Erst Audibene setzt über seine Online-Kanäle auf aktive Kundengewinnung. Das Unternehmen beschäftigt Spezialisten, die Kunden telefonisch oder per Videoschaltung beraten und ihnen geeignete Geräte unterschiedlicher Markenhersteller verkaufen. Dann vereinbaren sie für den Käufer einen Termin bei einem der 750 Hörakustiker, mit denen Audibene inzwischen zusammenarbeitet. Möglichst nah am Wohnort des Kunden natürlich. Der Hörakustiker passt das Gerät an, die Berliner zahlen ihm dafür eine Pauschale. Sie bringt ihm zusätzliche Einnahmen, ohne dass er selbst Aufwand dafür betreiben müsste. So wird das Modell für beide Seiten attraktiv.     

Und es funktioniert weltweit. Inzwischen hat das Start-up seinen Online-Verkauf auf zwölf Länder ausgeweitet, darunter Kanada, die USA, Südkorea, Japan, Indien, Thailand und Frankreich. China ist im Visier. Vietor denkt gerne groß. „Unser Ziel ist ganz klar der Weltmarkt.“

Seit im vergangenen Jahr der schwedische Finanzinvestor EQT und die Unternehmerfamilie Strüngmann Mehrheitsgesellschafter bei Audibene wurden, fehlt es nicht an Geld für den globalen Feldzug. Es verschafft den Gründern zudem den finanziellen Spielraum, auch technologisch Neuland zu betreten. Sie arbeiten an einer Lösung, mit der Hörakustiker auch aus der Ferne auf die Hörgeräte zugreifen können. „Das ermöglicht eine noch bessere Zusammenarbeit zwischen den Hörakustikern und ihren Kunden und erhöht die Hörqualität“, sagt Vietor.

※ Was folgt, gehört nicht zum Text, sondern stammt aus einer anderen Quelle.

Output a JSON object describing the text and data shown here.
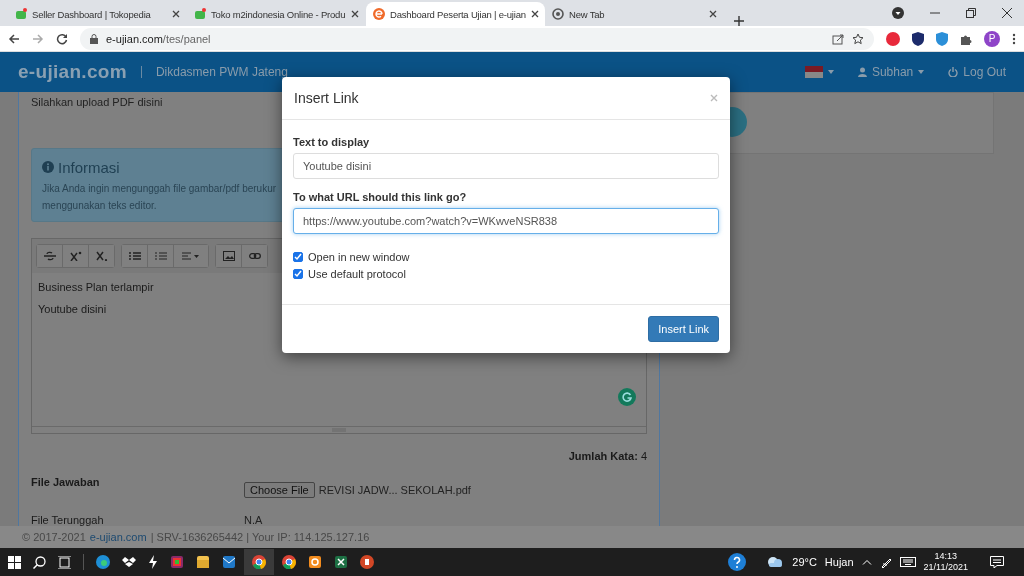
{
  "browser": {
    "tabs": [
      {
        "title": "Seller Dashboard | Tokopedia",
        "selected": false
      },
      {
        "title": "Toko m2indonesia Online - Produ",
        "selected": false
      },
      {
        "title": "Dashboard Peserta Ujian | e-ujian",
        "selected": true
      },
      {
        "title": "New Tab",
        "selected": false
      }
    ],
    "url_host": "e-ujian.com",
    "url_path": "/tes/panel",
    "profile_initial": "P"
  },
  "navbar": {
    "brand": "e-ujian.com",
    "org": "Dikdasmen PWM Jateng",
    "user": "Subhan",
    "logout": "Log Out"
  },
  "page": {
    "instruction": "Silahkan upload PDF disini",
    "info": {
      "title": "Informasi",
      "lines": [
        "Jika Anda ingin mengunggah file gambar/pdf berukur",
        "menggunakan teks editor."
      ]
    },
    "editor": {
      "lines": [
        "Business Plan terlampir",
        "Youtube disini"
      ]
    },
    "word_count": {
      "label": "Jumlah Kata:",
      "value": "4"
    },
    "answer_file": {
      "label": "File Jawaban",
      "button": "Choose File",
      "file_name": "REVISI JADW... SEKOLAH.pdf"
    },
    "uploaded_file": {
      "label": "File Terunggah",
      "value": "N.A"
    }
  },
  "footer": {
    "copyright": "© 2017-2021",
    "link": "e-ujian.com",
    "details": "| SRV-1636265442 | Your IP: 114.125.127.16"
  },
  "modal": {
    "title": "Insert Link",
    "fields": [
      {
        "label": "Text to display",
        "value": "Youtube disini",
        "focused": false
      },
      {
        "label": "To what URL should this link go?",
        "value": "https://www.youtube.com?watch?v=WKwveNSR838",
        "focused": true
      }
    ],
    "checkboxes": [
      {
        "label": "Open in new window",
        "checked": true
      },
      {
        "label": "Use default protocol",
        "checked": true
      }
    ],
    "button": "Insert Link"
  },
  "taskbar": {
    "temperature": "29°C",
    "weather": "Hujan",
    "time": "14:13",
    "date": "21/11/2021"
  }
}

Bald soll es sogar möglich sein, die Geräte nach zu justieren, zum Beispiel, wenn sein Träger im Konzertsaal oder im vollen Restaurant sitzt und störende Nebengeräusche ihm den Genuss vergällen. Per Smartphone übermittelt er die akustische Situation, online wird sein Gerät besser eingestellt. „Auch für diese Innovationen“, findet WHU-Juror Huchzermeier, „verdient das Start-up den Preis“.